It happens when we sleep, says Scientific American. It happens in cells that aren’t even neurons:
A new study from the University of Toronto, published on-line this week in the journal Neuron furnishes support for this theory. It provides evidence that the basic act of learning whether one’s environs are safe or not, a behavior common to all animals, depends on glial cells that form the fatty sheath called myelin—electrical insulation that covers nerve fibers. The new theory postulates that establishing indelible memories that can be recalled long after sensory input or training on a task involves an interaction between glia and peculiar brain waves produced during sleep.
Traditionally researchers who study the myelin insulation on nerve fibers, called axons, have focused on diseases, such as multiple sclerosis, in which the fatty sheath is damaged. In multiple sclerosis, neural transmission fails, causing wide-ranging disabilities. Much like the plastic coating on a copper wire, myelin was understood to be vital for neural transmission but inert and irrelevant to information processing and memory storage.
The new research challenges that view because of the discovery that the glial cells that form myelin, called oligodendrocytes, can detect neural impulses flowing thorough the axons they contact. Intriguingly, immature oligodendrocytes, called oligodendrocyte progenitor cells (OPCs), populate nearly the entire brain with little regard for the complex anatomical boundaries within brain tissue.

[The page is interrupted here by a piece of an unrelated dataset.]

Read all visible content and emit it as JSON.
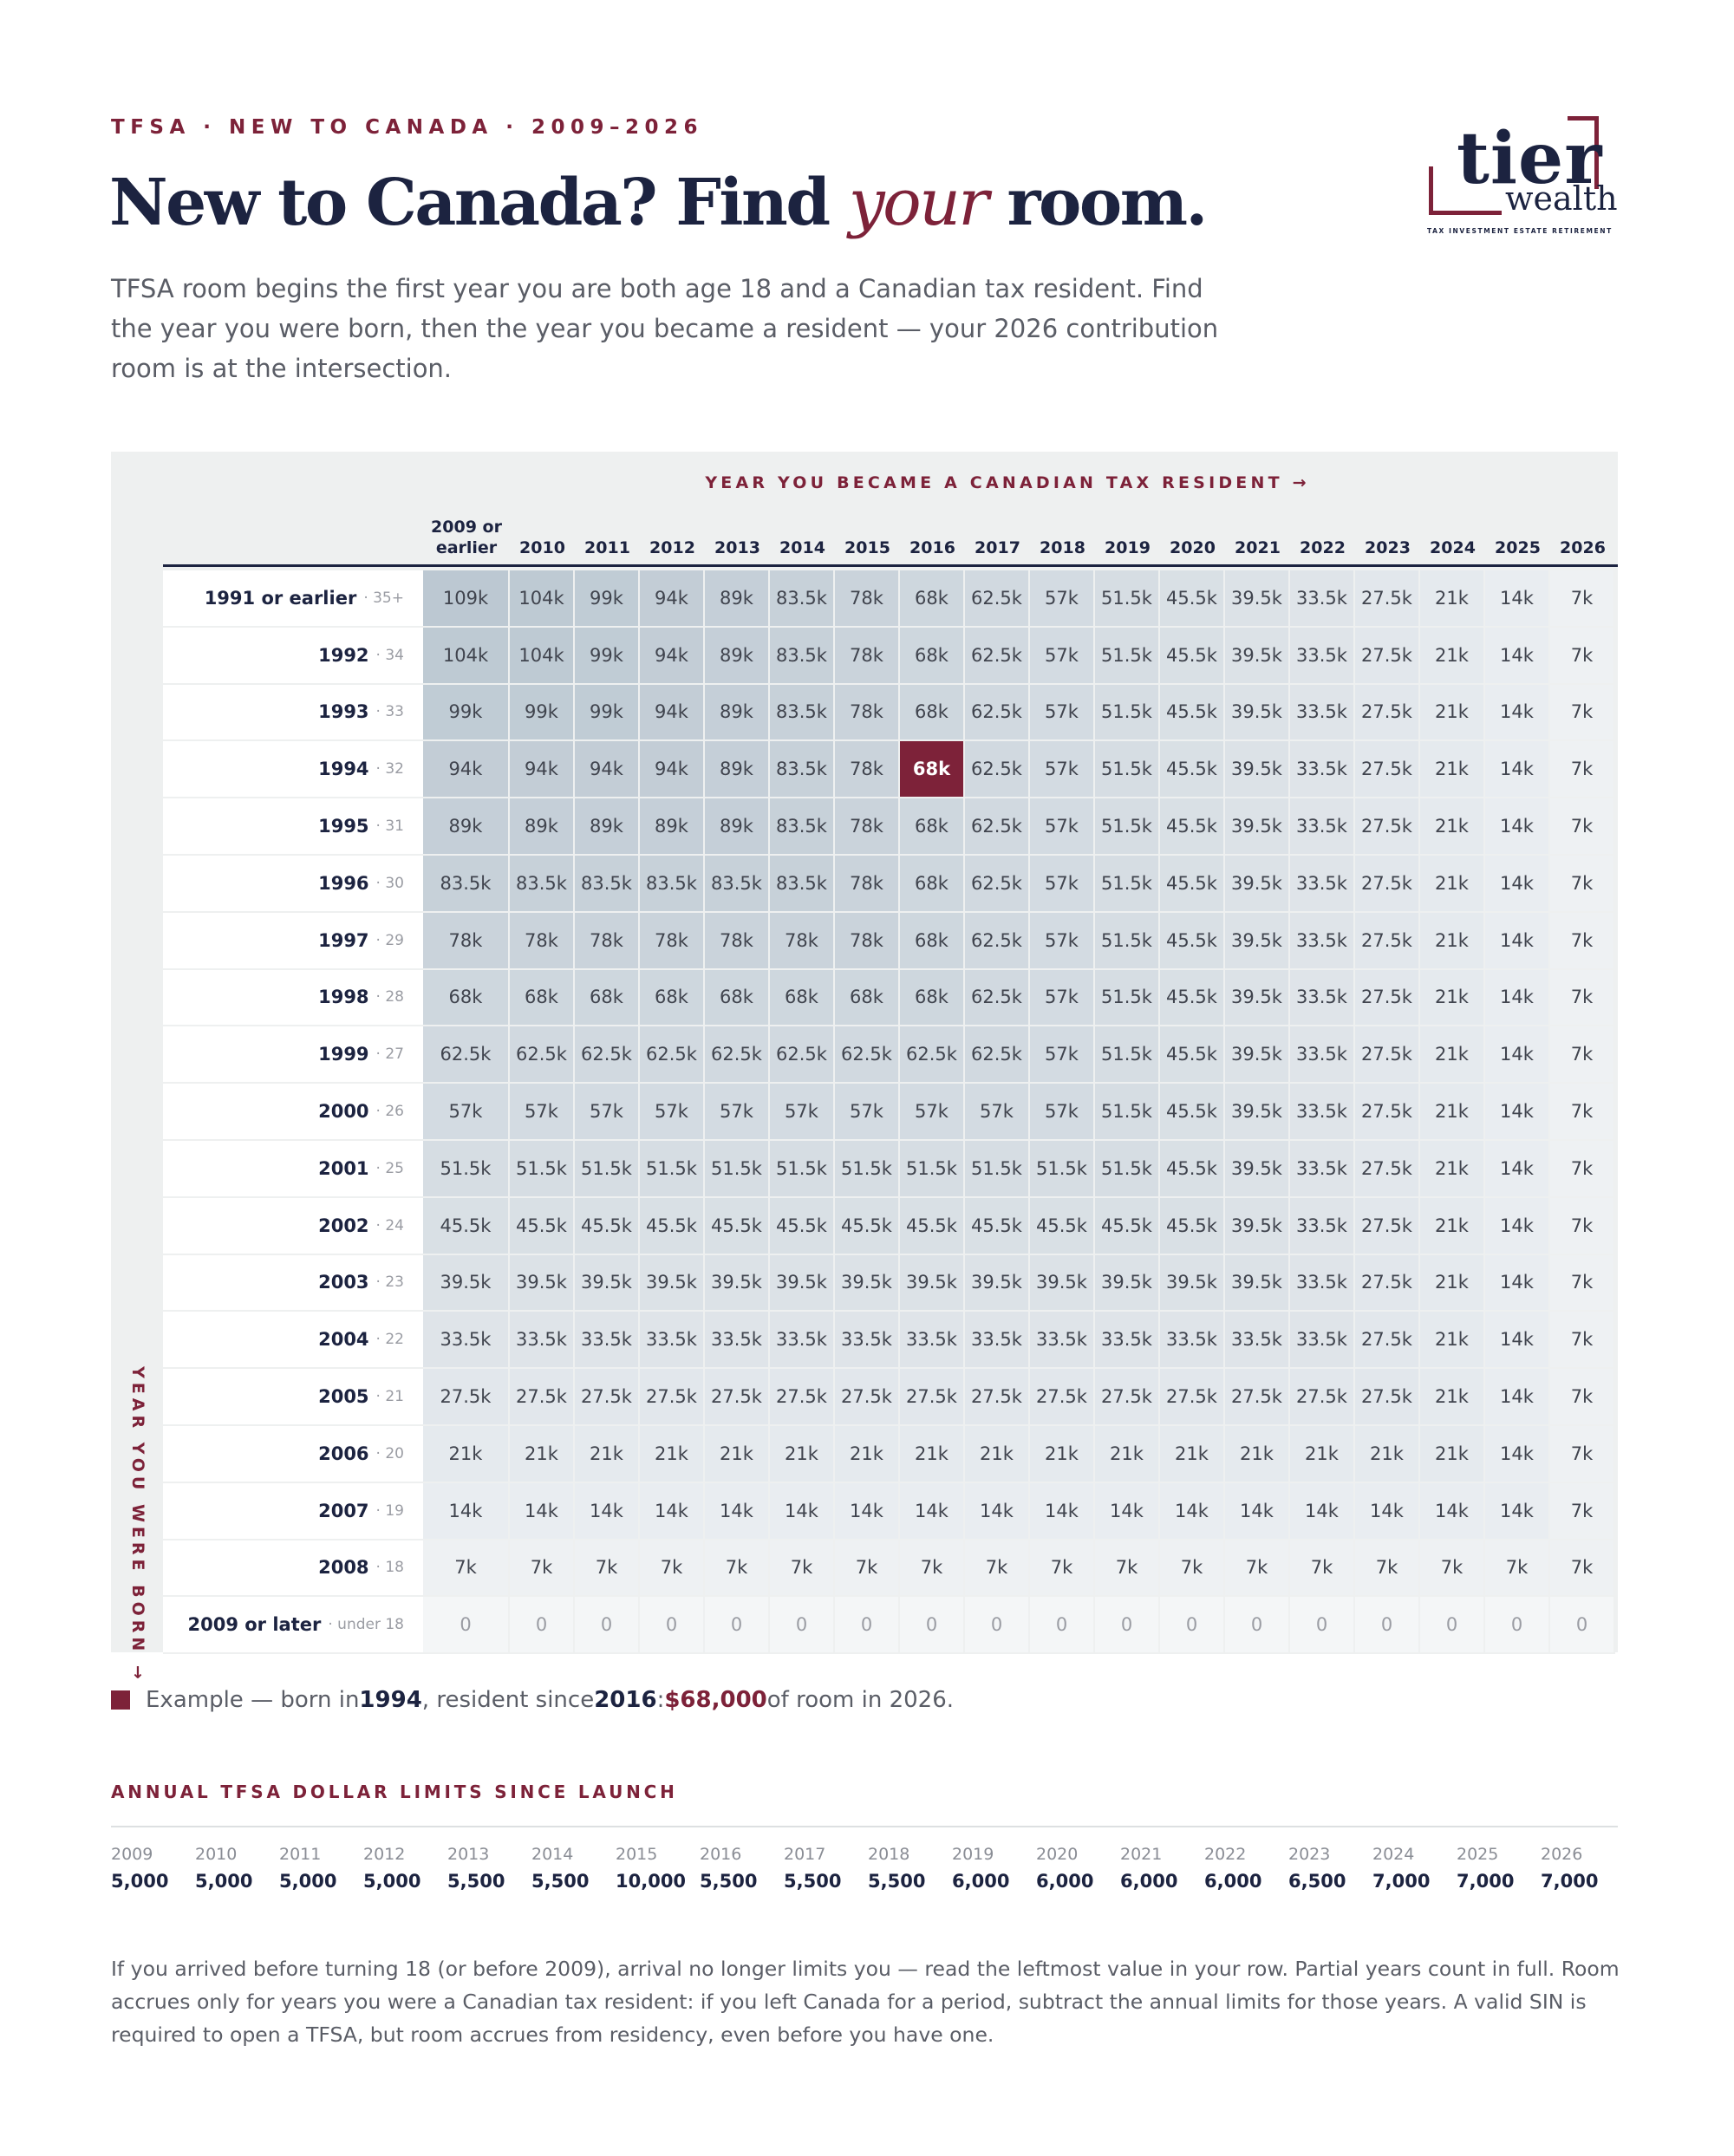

Salted throughout the brain—even in adulthood when there would seem to be little need for immature brain cells—OPCs are by far the most abundant cells undergoing cell division in our brain.
In the Neuron study, first author Patrick Steadman and colleagues in the laboratory of Paul Frankland at the Hospital for Sick Children and University of Toronto, tested the hypothesis that new myelin must form during learning. They did so by genetically altering mice so that a gene called myelin regulatory factor (MRF) is deleted when treated with the drug tamoxifen. The gene is essential for OPCs to mature into oligodendrocytes. Knocking out MRF increased the number of OPCs, whereas the number of newly formed oligodendrocytes diminished.
Now the researchers could test the hypothesis that formation of myelin is necessary for learning by training these mice while preventing them from forming new myelin. They could block myelin formation at any point during training or afterward simply by administering tamoxifen to the mice.
They then probed whether myelin is needed for learning by giving a well-established memory test called the Morris water maze, in which a mouse is placed in a large tub of water in which a hidden platform is submerged just below the surface. The mice quickly learned where that platform was, and they swam directly to it after several days of training. The experiments showed that the mice that were unable to form new myelin were able to learn where the platform was just as quickly as control mice, but when their recall was tested long after training ended, the ones that could not form new myelin did not remember the location as well and had to swim for a longer time to find the platform again. Examining the brain tissue with an electron microscope, the researchers found that more axons were myelinated in regions of the brains of normal mice known to be required for learning the Morris water maze. The researchers now had evidence that myelin is involved in making the long-term memories involved in learning.
[T]hey trained the mice, as before, three times a day for six days and then administered tamoxifen after the training had ended to inhibit myelin formation. When tested 28 days later, the mice that could not form new myelin after the training session performed poorly in recalling where the hidden platform was. If they waited too long after training to inhibit the formation of new myelin—25 days in their tests—recall was not impaired, indicating that a window of time persists after training when new experiences become consolidated into memory. The results suggest that new myelin is part of the process of engraving lasting memories.